Короткая поездка в Тарб пошла мне во благо. Полагаю, что воздух в окрестностях Мадрида довершит мое выздоровление. И как всегда перед путешествием, на меня напала стихия работы по ночам, чего бы, верно, не случилось, оставайся я здесь. Вследствие этого я везу с собою в Мадрид запас бумаги. Вспомните обо мне 29-го сего месяца, ибо, по всей вероятности, в этот день я буду чувствовать себя очень худо, тогда как Вы с Вашей портнихою займетесь пересмотром осеннего Вашего гардероба. Лионский залив 1 по-прежнему отвратителен и возможно станет совсем непереносимым в пору равноденствия, придуманную на мою погй-бель. Однако к вещам приятным следует отнести то, что по прибытии в Аликанте можно пересесть па поезд и через день оказаться в Мадриде,— и это вместо того, чтобы три дня трястись в сквернейших каретах по Самым чудовищным рытвинам, какие только можно вообразить. Вполне вероятно, что у меня возникнут к Вам на время моего отсутствия некоторые поручения. Впрочем, мы еще успеем о том поговорить — я не люблю строить дальних планов, в особенности же совместных с Вами, ибо Вы, как Вам известно, бывает, их ломаете. Париж по возвращении Вашем будет еще совершенно безлюден. Кое-кто, я знаю, собирается уезжать, но возвращаться, насколько мне известно, кроме Вас, не собирается никто. Деревья все пожухли, персики вот-вот кончатся, а виноград сделался уже совсем безвкусным. Ежели у Вас там, в Дофине, бывали к столу ортоланы, Вам не доставит удовольствие дичь, какую Вы сумеете найти в Париже. Что же до меня, я избавился от греха чревоугодия, никогда более не испытываю чувства голода и не обращаю внимания на то, что ем.

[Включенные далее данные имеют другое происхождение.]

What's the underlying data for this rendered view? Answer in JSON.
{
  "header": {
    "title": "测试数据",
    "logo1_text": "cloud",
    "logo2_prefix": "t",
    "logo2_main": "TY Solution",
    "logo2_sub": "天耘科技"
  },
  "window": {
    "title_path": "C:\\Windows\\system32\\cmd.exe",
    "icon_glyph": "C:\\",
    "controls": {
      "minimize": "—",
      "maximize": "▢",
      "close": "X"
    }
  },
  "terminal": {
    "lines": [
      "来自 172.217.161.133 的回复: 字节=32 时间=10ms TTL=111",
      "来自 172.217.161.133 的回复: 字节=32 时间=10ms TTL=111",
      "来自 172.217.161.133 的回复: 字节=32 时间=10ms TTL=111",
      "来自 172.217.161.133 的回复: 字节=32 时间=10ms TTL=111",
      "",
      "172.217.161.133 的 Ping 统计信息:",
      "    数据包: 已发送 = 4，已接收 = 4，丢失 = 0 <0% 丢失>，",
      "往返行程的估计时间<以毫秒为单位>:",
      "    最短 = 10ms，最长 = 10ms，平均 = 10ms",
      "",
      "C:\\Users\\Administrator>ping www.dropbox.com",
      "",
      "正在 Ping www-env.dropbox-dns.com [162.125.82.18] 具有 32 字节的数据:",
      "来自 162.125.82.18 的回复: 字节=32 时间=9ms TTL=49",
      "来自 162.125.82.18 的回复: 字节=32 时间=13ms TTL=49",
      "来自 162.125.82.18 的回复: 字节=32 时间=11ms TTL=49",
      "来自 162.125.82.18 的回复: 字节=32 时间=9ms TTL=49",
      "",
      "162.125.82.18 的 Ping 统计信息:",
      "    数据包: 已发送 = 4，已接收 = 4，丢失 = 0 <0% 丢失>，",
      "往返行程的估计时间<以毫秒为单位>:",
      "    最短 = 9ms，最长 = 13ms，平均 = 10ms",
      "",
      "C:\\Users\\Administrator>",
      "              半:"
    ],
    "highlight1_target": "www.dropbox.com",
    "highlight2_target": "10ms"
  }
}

О Париже я сожалею лишь потому, что мог бы тут увидеть Вас. Потому этот город так меня и притягивает. Прощайте; Вы еще успеете написать мне сюда — я здесь пробуду до 27-го. Я представляю себе — подумайте о чем возмечтал!— как Вы преподнесете мне сюрприз и приедете 26-го.

Мадрид *, 21 октября 1859.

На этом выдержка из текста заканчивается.